Les motifs de l'attaque ne sont pas encore tout à fait clairs, d'autant que les sources sur cet événement sont extrêmement contradictoires. L'opinion des commentateurs contemporains est partagée. Le rapport de Lambert semble encore relativement objectif lorsqu'il écrit que les ravisseurs et Annon, en particulier, cherchent à "soustraire le fils à l'influence de sa mère et à s'emparer de l'administration de l'Empire". Lambert ne spécule pas sur les motivations des conspirateurs. Il souligne la possibilité qu'Annon ait "agi par ambition politique", mais admet qu'il ait pu aussi agir pour le bien de l'Empire.

L'évaluation de la Vita Heinrici IV imperatoris semble toutefois subjective et peut être mieux comprise si l'on suppose que l'auteur anonyme est très proche de la famille royale. Il suggère ici, entre autres, que le motif de l'enlèvement est la crainte de la "maturité, de la sagesse et de la stricte moralité" d'Agnès. La raison officielle, selon laquelle il n'est pas convenable que le royaume soit gouverné par une femme, est rejetée par l'auteur. Il affirme même ici que les autorités ont enlevé le jeune roi uniquement pour avoir une liberté illimitée d'étendre leur propre pouvoir.

Bruno le Saxon affirme même plus ou moins que Henri IV lui-même est responsable de son propre enlèvement : le jeune Henri "plein d'arrogance royale n'écoutait guère les avertissements de sa mère". Annon le fait éduquer "avec beaucoup de soin" après son enlèvement.
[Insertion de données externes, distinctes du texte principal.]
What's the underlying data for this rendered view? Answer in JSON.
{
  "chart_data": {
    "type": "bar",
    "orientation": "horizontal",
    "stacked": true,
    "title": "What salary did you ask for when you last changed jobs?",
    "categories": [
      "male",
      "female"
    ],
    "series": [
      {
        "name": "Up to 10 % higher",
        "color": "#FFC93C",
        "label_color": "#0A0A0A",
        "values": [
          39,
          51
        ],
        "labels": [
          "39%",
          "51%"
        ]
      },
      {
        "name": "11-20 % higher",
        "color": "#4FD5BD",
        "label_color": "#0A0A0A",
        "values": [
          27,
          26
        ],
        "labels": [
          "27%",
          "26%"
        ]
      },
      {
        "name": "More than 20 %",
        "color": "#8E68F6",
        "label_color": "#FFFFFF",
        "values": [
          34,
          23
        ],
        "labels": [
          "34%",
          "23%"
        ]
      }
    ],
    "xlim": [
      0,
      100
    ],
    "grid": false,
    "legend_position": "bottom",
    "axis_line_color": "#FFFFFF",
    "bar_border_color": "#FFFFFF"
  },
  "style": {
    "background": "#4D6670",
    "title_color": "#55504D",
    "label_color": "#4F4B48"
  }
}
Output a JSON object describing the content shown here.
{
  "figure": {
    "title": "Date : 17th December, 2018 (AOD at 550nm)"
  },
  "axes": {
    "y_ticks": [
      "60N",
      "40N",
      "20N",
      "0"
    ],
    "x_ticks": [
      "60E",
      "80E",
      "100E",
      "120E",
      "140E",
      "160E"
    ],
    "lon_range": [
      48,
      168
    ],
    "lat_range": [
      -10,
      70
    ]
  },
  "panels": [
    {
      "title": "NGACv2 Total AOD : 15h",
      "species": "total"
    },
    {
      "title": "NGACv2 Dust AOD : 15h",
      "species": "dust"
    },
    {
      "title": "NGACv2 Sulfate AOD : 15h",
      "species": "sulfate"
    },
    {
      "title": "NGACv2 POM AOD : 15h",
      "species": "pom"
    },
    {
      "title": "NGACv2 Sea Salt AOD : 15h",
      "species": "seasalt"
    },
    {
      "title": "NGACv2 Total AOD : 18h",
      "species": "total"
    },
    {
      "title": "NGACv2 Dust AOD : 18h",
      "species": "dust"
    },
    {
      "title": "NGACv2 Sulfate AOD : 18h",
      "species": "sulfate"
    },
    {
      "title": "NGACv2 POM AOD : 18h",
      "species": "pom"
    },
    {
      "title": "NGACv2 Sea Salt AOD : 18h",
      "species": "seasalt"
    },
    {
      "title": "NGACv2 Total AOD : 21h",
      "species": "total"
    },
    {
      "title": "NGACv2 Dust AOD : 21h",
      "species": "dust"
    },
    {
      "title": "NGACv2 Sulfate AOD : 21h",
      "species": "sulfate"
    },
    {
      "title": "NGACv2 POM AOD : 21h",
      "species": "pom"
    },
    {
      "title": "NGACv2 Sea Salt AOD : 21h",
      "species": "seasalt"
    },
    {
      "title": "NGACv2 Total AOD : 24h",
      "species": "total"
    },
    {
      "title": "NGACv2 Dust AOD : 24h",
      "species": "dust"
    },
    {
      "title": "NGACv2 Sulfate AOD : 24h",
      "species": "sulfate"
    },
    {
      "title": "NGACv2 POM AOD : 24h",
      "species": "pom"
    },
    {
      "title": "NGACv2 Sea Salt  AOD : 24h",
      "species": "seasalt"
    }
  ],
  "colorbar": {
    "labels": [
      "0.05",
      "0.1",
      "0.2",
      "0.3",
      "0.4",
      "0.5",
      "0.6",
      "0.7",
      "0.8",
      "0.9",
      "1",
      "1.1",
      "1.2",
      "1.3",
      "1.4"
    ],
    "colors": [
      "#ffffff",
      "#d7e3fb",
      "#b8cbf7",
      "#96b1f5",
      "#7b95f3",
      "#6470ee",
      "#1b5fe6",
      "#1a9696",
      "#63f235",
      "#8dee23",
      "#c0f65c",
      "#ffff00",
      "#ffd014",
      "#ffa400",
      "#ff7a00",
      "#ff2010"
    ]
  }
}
Bruno non seulement nie entièrement que l'impératrice Agnès ait été si affirmative, c'est-à-dire qu'il la considère comme trop faible (que ce soit en termes d'assurer une bonne éducation du jeune roi ou en termes de régence, ce n'est pas clair), mais il loue même Annon pour ses actions. Sa critique d'Henri IV lui-même s'explique probablement par le fait que Bruno n'est pas d'accord par la suite avec la politique d'Henri et voit des traits négatifs chez le roi dès son plus jeune âge. Il n'est pas du côté d'Agnès politiquement.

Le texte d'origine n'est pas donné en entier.